Shimmering, sensuous storytelling by the ‘Masters of Venice’ on display at the Crocker

“A Centaur Playing with Punchinellos”
“A Centaur Playing with Punchinellos” Courtesy of the artist

Luminous, sensuous, and storytelling are terms that define the exquisite drawings of two of the 18th century’s most famous draftsmen, Giambattista Tiepolo (1696-1770) and his son Domenico (1727-1804).

Renowned throughout Europe for their colorful frescoes, buoyant ceiling paintings, and masterful prints, their patrons, including German and Spanish royalty, raised them to the pinnacle of Venice’s lively community of artists. In addition to fresco ceilings for the Palacio Real in Madrid, Giambattista was known for brilliant, light-infused drawings that ranged from religious subjects to witty caricatures.

He captured the distinctive dappled light of Venice with its bright reflections and deep shadows in shimmering drawings with abundant warm brown washes, said Crocker Curator William Breazeale on a walk-through of the exhibition.

“In the ‘Flight into Egypt,’ he depicts the Holy Family leading a stubborn donkey past barren trees, creating a remarkable experience of light and shadow with patches of warm washes and bright negative space.”

Composed of numerous drawings from the Anthony J. Moravec Collection at the Eskenazi Museum of Art at Indiana University, Bloomington, as well as a selection of Venetian drawings from the Crocker’s collection, the exhibition focuses primarily on two cycles of drawings by Domenico Tiepolo, who in mid-career after his father’s death, freed of the demands of patrons by his accumulating wealth, focused on more personal, imaginative, and spiritual drawings.

“Domenico was above all a storyteller,” Breazeale observed. “His talent for inventive composition is apparent in his famous Punchinello Series of 104 drawings that were kept together until 1920.”

In a drawing of a centaur playing with a young Punchinello, he combines a mythological being with “‘Punch,” a character from the “commedia dell’arte” in a lively image of the centaur (a teacher figure) holding up the boy Punchinello as if to make him fly as the father Punchinello comes rushing in to save his child. The marvelously detailed drawing with a pig and pan pipes on the ground and feathers flying around young Punchinello is a masterful composition.

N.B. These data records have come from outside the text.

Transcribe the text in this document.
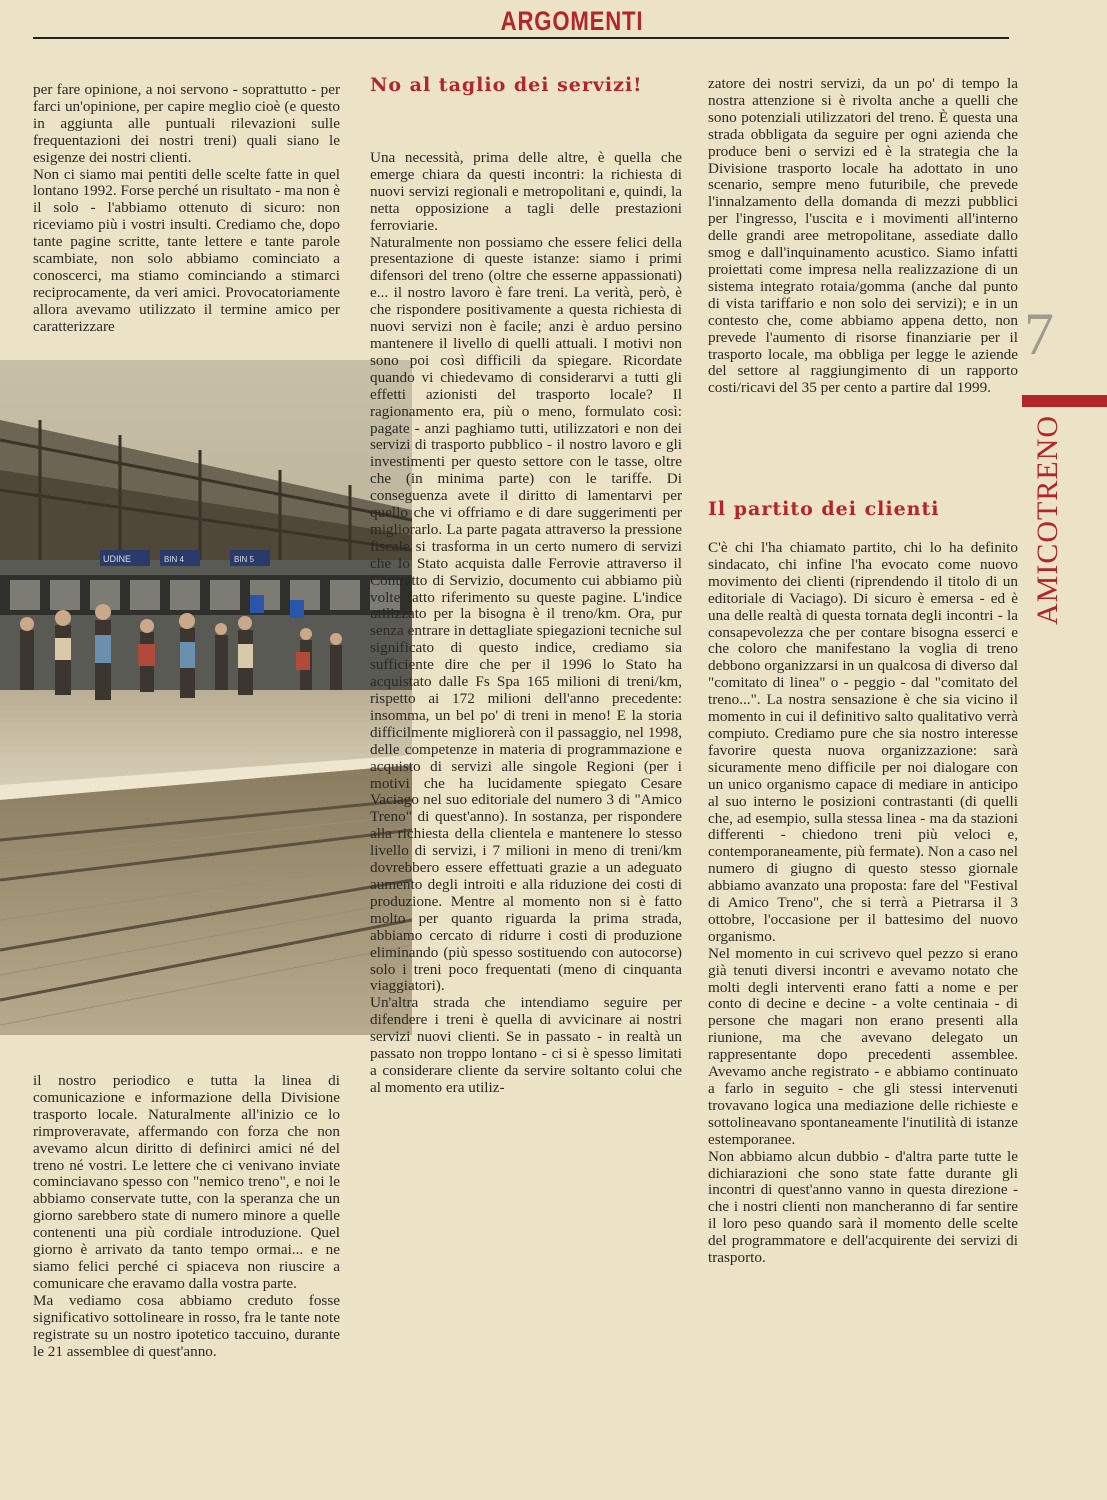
ARGOMENTI

per fare opinione, a noi servono - soprattutto - per farci un'opinione, per capire meglio cioè (e questo in aggiunta alle puntuali rilevazioni sulle frequentazioni dei nostri treni) quali siano le esigenze dei nostri clienti.

Non ci siamo mai pentiti delle scelte fatte in quel lontano 1992. Forse perché un risultato - ma non è il solo - l'abbiamo ottenuto di sicuro: non riceviamo più i vostri insulti. Crediamo che, dopo tante pagine scritte, tante lettere e tante parole scambiate, non solo abbiamo cominciato a conoscerci, ma stiamo cominciando a stimarci reciprocamente, da veri amici. Provocatoriamente allora avevamo utilizzato il termine amico per caratterizzare

UDINE	BIN 4	BIN 5

il nostro periodico e tutta la linea di comunicazione e informazione della Divisione trasporto locale. Naturalmente all'inizio ce lo rimproveravate, affermando con forza che non avevamo alcun diritto di definirci amici né del treno né vostri. Le lettere che ci venivano inviate cominciavano spesso con "nemico treno", e noi le abbiamo conservate tutte, con la speranza che un giorno sarebbero state di numero minore a quelle contenenti una più cordiale introduzione. Quel giorno è arrivato da tanto tempo ormai... e ne siamo felici perché ci spiaceva non riuscire a comunicare che eravamo dalla vostra parte.

Ma vediamo cosa abbiamo creduto fosse significativo sottolineare in rosso, fra le tante note registrate su un nostro ipotetico taccuino, durante le 21 assemblee di quest'anno.

No al taglio dei servizi!

Una necessità, prima delle altre, è quella che emerge chiara da questi incontri: la richiesta di nuovi servizi regionali e metropolitani e, quindi, la netta opposizione a tagli delle prestazioni ferroviarie.

Naturalmente non possiamo che essere felici della presentazione di queste istanze: siamo i primi difensori del treno (oltre che esserne appassionati) e... il nostro lavoro è fare treni. La verità, però, è che rispondere positivamente a questa richiesta di nuovi servizi non è facile; anzi è arduo persino mantenere il livello di quelli attuali. I motivi non sono poi così difficili da spiegare. Ricordate quando vi chiedevamo di considerarvi a tutti gli effetti azionisti del trasporto locale? Il ragionamento era, più o meno, formulato così: pagate - anzi paghiamo tutti, utilizzatori e non dei servizi di trasporto pubblico - il nostro lavoro e gli investimenti per questo settore con le tasse, oltre che (in minima parte) con le tariffe. Di conseguenza avete il diritto di lamentarvi per quello che vi offriamo e di dare suggerimenti per migliorarlo. La parte pagata attraverso la pressione fiscale si trasforma in un certo numero di servizi che lo Stato acquista dalle Ferrovie attraverso il Contratto di Servizio, documento cui abbiamo più volte fatto riferimento su queste pagine. L'indice utilizzato per la bisogna è il treno/km. Ora, pur senza entrare in dettagliate spiegazioni tecniche sul significato di questo indice, crediamo sia sufficiente dire che per il 1996 lo Stato ha acquistato dalle Fs Spa 165 milioni di treni/km, rispetto ai 172 milioni dell'anno precedente: insomma, un bel po' di treni in meno! E la storia difficilmente migliorerà con il passaggio, nel 1998, delle competenze in materia di programmazione e acquisto di servizi alle singole Regioni (per i motivi che ha lucidamente spiegato Cesare Vaciago nel suo editoriale del numero 3 di "Amico Treno" di quest'anno). In sostanza, per rispondere alla richiesta della clientela e mantenere lo stesso livello di servizi, i 7 milioni in meno di treni/km dovrebbero essere effettuati grazie a un adeguato aumento degli introiti e alla riduzione dei costi di produzione. Mentre al momento non si è fatto molto per quanto riguarda la prima strada, abbiamo cercato di ridurre i costi di produzione eliminando (più spesso sostituendo con autocorse) solo i treni poco frequentati (meno di cinquanta viaggiatori).

Un'altra strada che intendiamo seguire per difendere i treni è quella di avvicinare ai nostri servizi nuovi clienti. Se in passato - in realtà un passato non troppo lontano - ci si è spesso limitati a considerare cliente da servire soltanto colui che al momento era utiliz-

zatore dei nostri servizi, da un po' di tempo la nostra attenzione si è rivolta anche a quelli che sono potenziali utilizzatori del treno. È questa una strada obbligata da seguire per ogni azienda che produce beni o servizi ed è la strategia che la Divisione trasporto locale ha adottato in uno scenario, sempre meno futuribile, che prevede l'innalzamento della domanda di mezzi pubblici per l'ingresso, l'uscita e i movimenti all'interno delle grandi aree metropolitane, assediate dallo smog e dall'inquinamento acustico. Siamo infatti proiettati come impresa nella realizzazione di un sistema integrato rotaia/gomma (anche dal punto di vista tariffario e non solo dei servizi); e in un contesto che, come abbiamo appena detto, non prevede l'aumento di risorse finanziarie per il trasporto locale, ma obbliga per legge le aziende del settore al raggiungimento di un rapporto costi/ricavi del 35 per cento a partire dal 1999.

Il partito dei clienti

C'è chi l'ha chiamato partito, chi lo ha definito sindacato, chi infine l'ha evocato come nuovo movimento dei clienti (riprendendo il titolo di un editoriale di Vaciago). Di sicuro è emersa - ed è una delle realtà di questa tornata degli incontri - la consapevolezza che per contare bisogna esserci e che coloro che manifestano la voglia di treno debbono organizzarsi in un qualcosa di diverso dal "comitato di linea" o - peggio - dal "comitato del treno...". La nostra sensazione è che sia vicino il momento in cui il definitivo salto qualitativo verrà compiuto. Crediamo pure che sia nostro interesse favorire questa nuova organizzazione: sarà sicuramente meno difficile per noi dialogare con un unico organismo capace di mediare in anticipo al suo interno le posizioni contrastanti (di quelli che, ad esempio, sulla stessa linea - ma da stazioni differenti - chiedono treni più veloci e, contemporaneamente, più fermate). Non a caso nel numero di giugno di questo stesso giornale abbiamo avanzato una proposta: fare del "Festival di Amico Treno", che si terrà a Pietrarsa il 3 ottobre, l'occasione per il battesimo del nuovo organismo.

Nel momento in cui scrivevo quel pezzo si erano già tenuti diversi incontri e avevamo notato che molti degli interventi erano fatti a nome e per conto di decine e decine - a volte centinaia - di persone che magari non erano presenti alla riunione, ma che avevano delegato un rappresentante dopo precedenti assemblee. Avevamo anche registrato - e abbiamo continuato a farlo in seguito - che gli stessi intervenuti trovavano logica una mediazione delle richieste e sottolineavano spontaneamente l'inutilità di istanze estemporanee.

Non abbiamo alcun dubbio - d'altra parte tutte le dichiarazioni che sono state fatte durante gli incontri di quest'anno vanno in questa direzione - che i nostri clienti non mancheranno di far sentire il loro peso quando sarà il momento delle scelte del programmatore e dell'acquirente dei servizi di trasporto.

7
AMICOTRENO
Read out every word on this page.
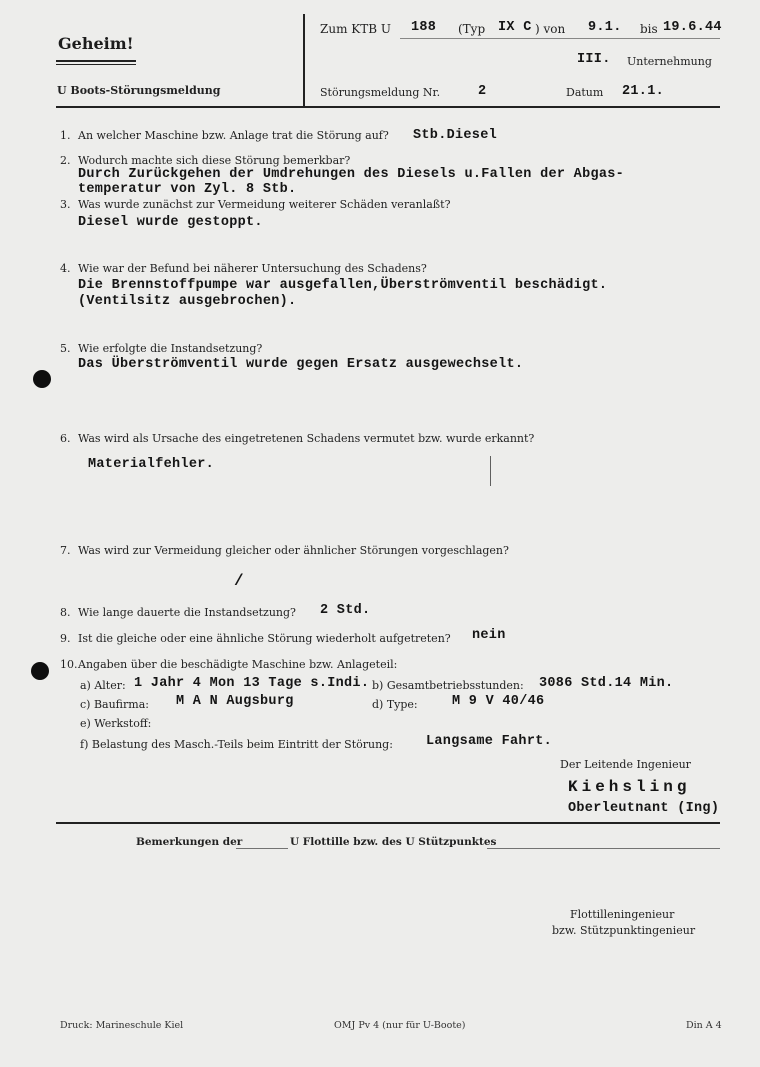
Geheim!
U Boots-Störungsmeldung
Zum KTB U 188 (Typ IX C ) von 9.1. bis 19.6.44
III. Unternehmung
Störungsmeldung Nr.	2	Datum 21.1.
1. An welcher Maschine bzw. Anlage trat die Störung auf? Stb.Diesel
2. Wodurch machte sich diese Störung bemerkbar?
Durch Zurückgehen der Umdrehungen des Diesels u.Fallen der Abgas-
temperatur von Zyl. 8 Stb.
3. Was wurde zunächst zur Vermeidung weiterer Schäden veranlaßt?
Diesel wurde gestoppt.
4. Wie war der Befund bei näherer Untersuchung des Schadens?
Die Brennstoffpumpe war ausgefallen,Überströmventil beschädigt.
(Ventilsitz ausgebrochen).
5. Wie erfolgte die Instandsetzung?
Das Überströmventil wurde gegen Ersatz ausgewechselt.
6. Was wird als Ursache des eingetretenen Schadens vermutet bzw. wurde erkannt?
Materialfehler.
7. Was wird zur Vermeidung gleicher oder ähnlicher Störungen vorgeschlagen?
/
8. Wie lange dauerte die Instandsetzung? 2 Std.
9. Ist die gleiche oder eine ähnliche Störung wiederholt aufgetreten? nein
10. Angaben über die beschädigte Maschine bzw. Anlageteil:
a) Alter: 1 Jahr 4 Mon 13 Tage s.Indi. b) Gesamtbetriebsstunden: 3086 Std.14 Min.
c) Baufirma: M A N Augsburg	d) Type:	M 9 V 40/46
e) Werkstoff:
f) Belastung des Masch.-Teils beim Eintritt der Störung: Langsame Fahrt.
Der Leitende Ingenieur
Kiehsling
Oberleutnant (Ing)
Bemerkungen der	U Flottille bzw. des U Stützpunktes
Flottilleningenieur
bzw. Stützpunktingenieur
Druck: Marineschule Kiel	OMJ Pv 4 (nur für U-Boote)	Din A 4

The centerpiece of the exhibition is a group of 12 drawings from Domenico Tiepolo’s New Testament cycle, a series of 320 drawings comprising the most extensive depiction of the New Testament in the history of art. The large ink and wash drawings are not studies for other works, but rather unique images that show the artist’s deep understanding of the religious subject matter and his careful observation of the world around him.

Scenes of devout prayer, swooping angels, a menacing Satan, and a weary holy family convey the artist’s deep faith and feeling for the humanity of his subjects.

In “The Holy Family with the Bending Palm,” we see a palm tree Jesus has commanded to bend down so that an exhausted Mary can partake of its fruit. A helpful angel, partially obscured, beats the fronds to loosen the dates as lions and a leopard settle down to guard the Holy Family on their journey.

In “The Third Temptation of Jesus,” a jolly good devil confronts Christ, his horns turned in opposition to Jesus’ halo. Segueing from scary to sacred, “Jesus in the Garden of Gethsemane: The Second Prayer,” depicts Christ deep in fervent prayer before the Crucifixion, his flesh almost becoming spirit as he supplicates the Lord. A fallen limb blocking the path down from the mountain tells us there is no turning back from his sacrifice.

Though not up to the superb quality of the Tiepolo drawings, the Crocker drawings amplify and provide context for the main event and give us a look at the Crocker’s small Domenico Tiepolo of St. Anthony and the Christ Child as if posed for a ceiling fresco.

Masters of Venice: Drawings by Giambattista and Domenico Tiepolo from the Anthony J. Morovec Collection

Where: Crocker Art Museum, 216 O Street.

When: Through Feb. 4. 10 a.m. to 5 p.m. Tuesday-Sunday; 10 a.m. to 9 p.m. Thursday. Closed Mondays, Christmas, and New Year’s Day.

Cost: Every third Sunday of the month is “Pay What You Wish Sunday. $10-$5, free for children 6 and under and museum members.